Increasingly, wealthy families have been seeking out jurisdictions with a reputation for stability and expertise along with access to advisers with the appropriate specialist knowledge of working across multiple jurisdictions.

“Jersey has a global customer base – we’ve been pushing into the growth markets for more than ten years now”, he notes.

“With more than 13,500 highly skilled professionals working in financial services and a world class digital infrastructure, Jersey as a jurisdiction has demonstrated ‘real resilience throughout the pandemic with a flourishing funds industry”.

Furthermore, the Island has over 60 years’ experience of being “right at the forefront” of international finance and has acted as a hub for a dynamic range of opportunities, including co-investments for family offices.

Moore concludes that since each family office is unique to the family itself, there is no cookie cutter approach to assisting them with their unique needs and helping them prepare for the future. He says this dynamism and increasing need for personalisation within structures is likely to continue well into the future years and generations. “You can’t look at the family through a corporate or funds lens where the structure facilitates from a transactional sense,” he says.

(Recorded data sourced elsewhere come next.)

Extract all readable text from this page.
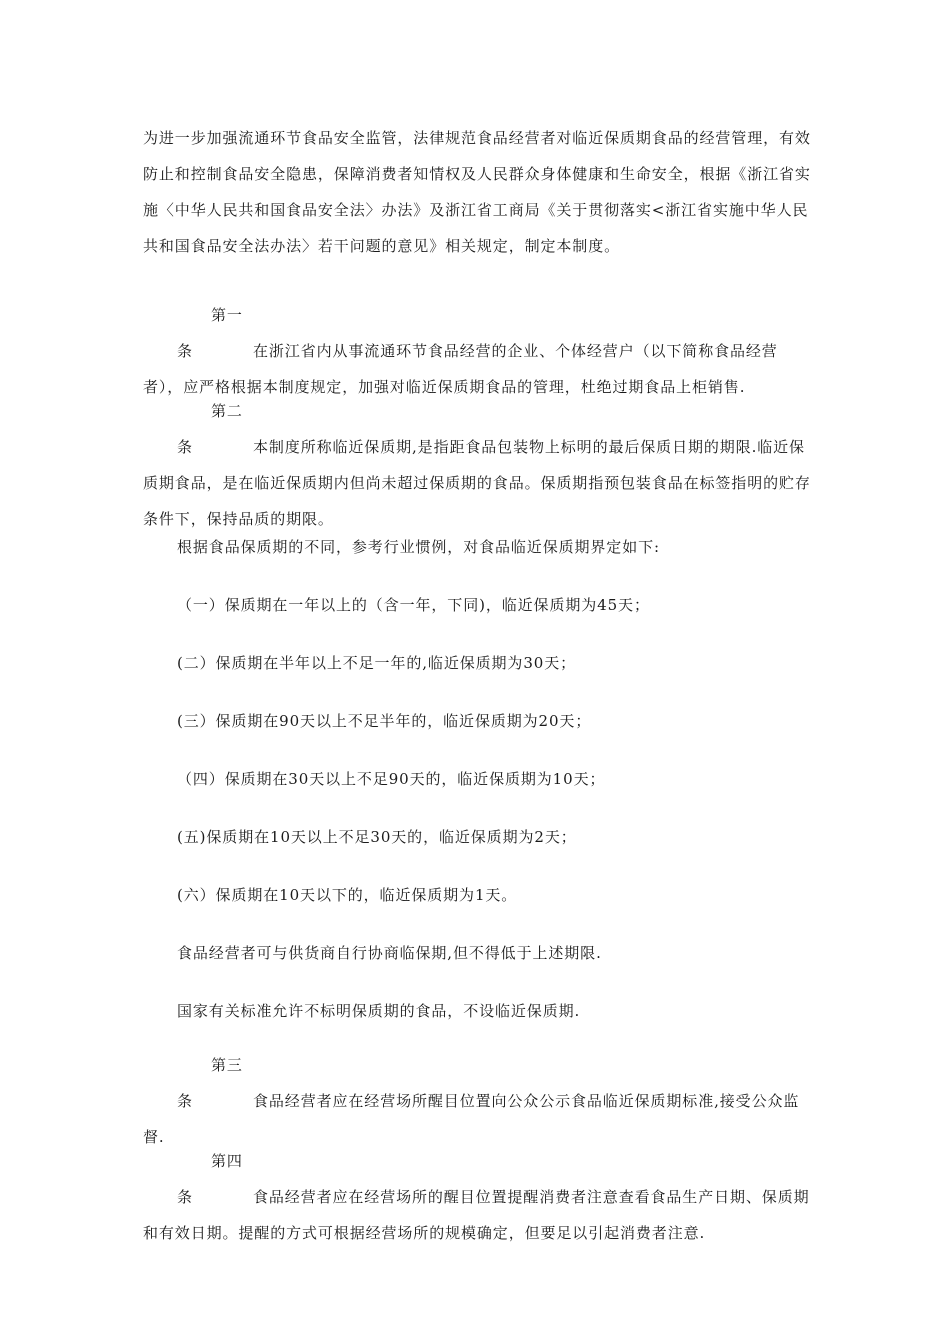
为进一步加强流通环节食品安全监管，法律规范食品经营者对临近保质期食品的经营管理，有效防止和控制食品安全隐患，保障消费者知情权及人民群众身体健康和生命安全，根据《浙江省实施〈中华人民共和国食品安全法〉办法》及浙江省工商局《关于贯彻落实<浙江省实施中华人民共和国食品安全法办法〉若干问题的意见》相关规定，制定本制度。

第一条	在浙江省内从事流通环节食品经营的企业、个体经营户（以下简称食品经营者），应严格根据本制度规定，加强对临近保质期食品的管理，杜绝过期食品上柜销售.

第二条	本制度所称临近保质期,是指距食品包装物上标明的最后保质日期的期限.临近保质期食品，是在临近保质期内但尚未超过保质期的食品。保质期指预包装食品在标签指明的贮存条件下，保持品质的期限。

根据食品保质期的不同，参考行业惯例，对食品临近保质期界定如下:

（一）保质期在一年以上的（含一年，下同)，临近保质期为45天；

(二）保质期在半年以上不足一年的,临近保质期为30天；

(三）保质期在90天以上不足半年的，临近保质期为20天；

（四）保质期在30天以上不足90天的，临近保质期为10天；

(五)保质期在10天以上不足30天的，临近保质期为2天；

(六）保质期在10天以下的，临近保质期为1天。

食品经营者可与供货商自行协商临保期,但不得低于上述期限.

国家有关标准允许不标明保质期的食品，不设临近保质期.

第三条	食品经营者应在经营场所醒目位置向公众公示食品临近保质期标准,接受公众监督.

第四条	食品经营者应在经营场所的醒目位置提醒消费者注意查看食品生产日期、保质期和有效日期。提醒的方式可根据经营场所的规模确定，但要足以引起消费者注意.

“The structure of the family office is reflective of the aspirations, size and expectations of the family. If we are looking at a large UHNW family then you would expect the structure to be aligned to the sophistication of that family with an effective corporate governance framework, family governance policies, investment committee, team of advisers, and so on, but some family offices are established to simply manage, for example, the traditional concierge-type services associated with a family or their philanthropic endeavours.

“Ultimately the family office is unique and what you want from your structure is the ability to grow and evolve with you,” he says.

And he is confident and proud of Jersey’s advanced expertise, professional, technological and regulatory capabilities to cater to the exacting needs of international families.